11. Contribution of the trial to public health

The main contribution of this study is to provide health professionals (diabetes care providers) and patients with type 2 diabetes an easily available, safe and cheap alternative (fenugreek seeds powder) to help them in the self-management and treatment of type 2 diabetes. The United Kingdom Prospective Diabetes Study (UKPDS) reported that a reduction of HbA1c from 7.9% to 7% lowers the risk of macro-vascular disease by 16%, retinopathy by 17% to 21% and nephropathy by 24% to 33% (UKPDS, 1998). Therefore, the results of this trial which have shown improvement in patients of diabetes by lowering HbA1c by 0.92% (95% CI, 0.34-1.50) might be expected to provide similar reductions in morbidity.

12. Future research

The use of fenugreek as a dietary supplement hold promise in future to be used in patients who manifest abnormalities of glucose monitoring and could benefit from a low-risk, inexpensive, food-based intervention aimed at normalizing their blood sugar levels and more specifically the HbA1c targets. However, the data collected to date on the benefits of fenugreek are sparse but may be used in future research for the development of well-designed, adequately powered, large scale randomized clinical trials for evaluating the effect of fenugreek seed powder on measures of insulin resistance, insulin secretion and better glucose control among the patients with type 2 diabetes.

13. Conclusion

In this randomized controlled trial, it has been shown that the levels of HbA1c reduced in the patients of poorly controlled type 2 diabetes who were taking 50 gms doses of fenugreek twice a day in addition to their normal medications for diabetes. These results of RCT support the hypothesis and the research question that fenugreek supplement with usual medical care for type 2 diabetes is more effective than the usual medical care alone. Therefore, it is recommended that fenugreek supplementation is safe and may be considered in patients with HBA1c > 7% as a potential means to lower the high levels of HbA1c.
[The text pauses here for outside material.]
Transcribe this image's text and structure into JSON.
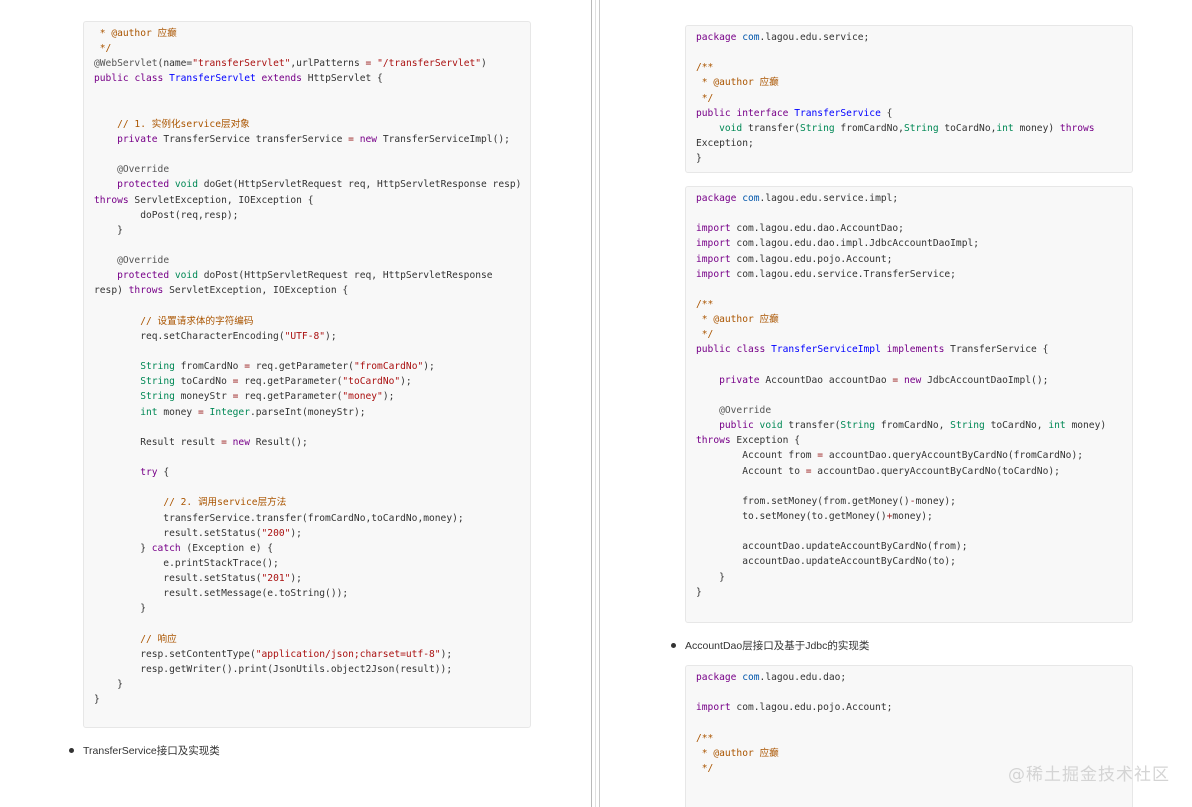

The authors are highly thankful to Dr. Akif Ullah Khan, medical director of Ibn-Al-Nafees Medical Center, Peshawar- Pakistan for providing extensive help and support to carry out the RCT in his clinical settings in collaboration of his medical staff and helped to acquire the specific data of middle-aged population of Pakistan from the source authors also extend their appreciation to Pakistan Medical Research Council for providing linkage to major national health studies, digital and electronic databases for educational and research purposes.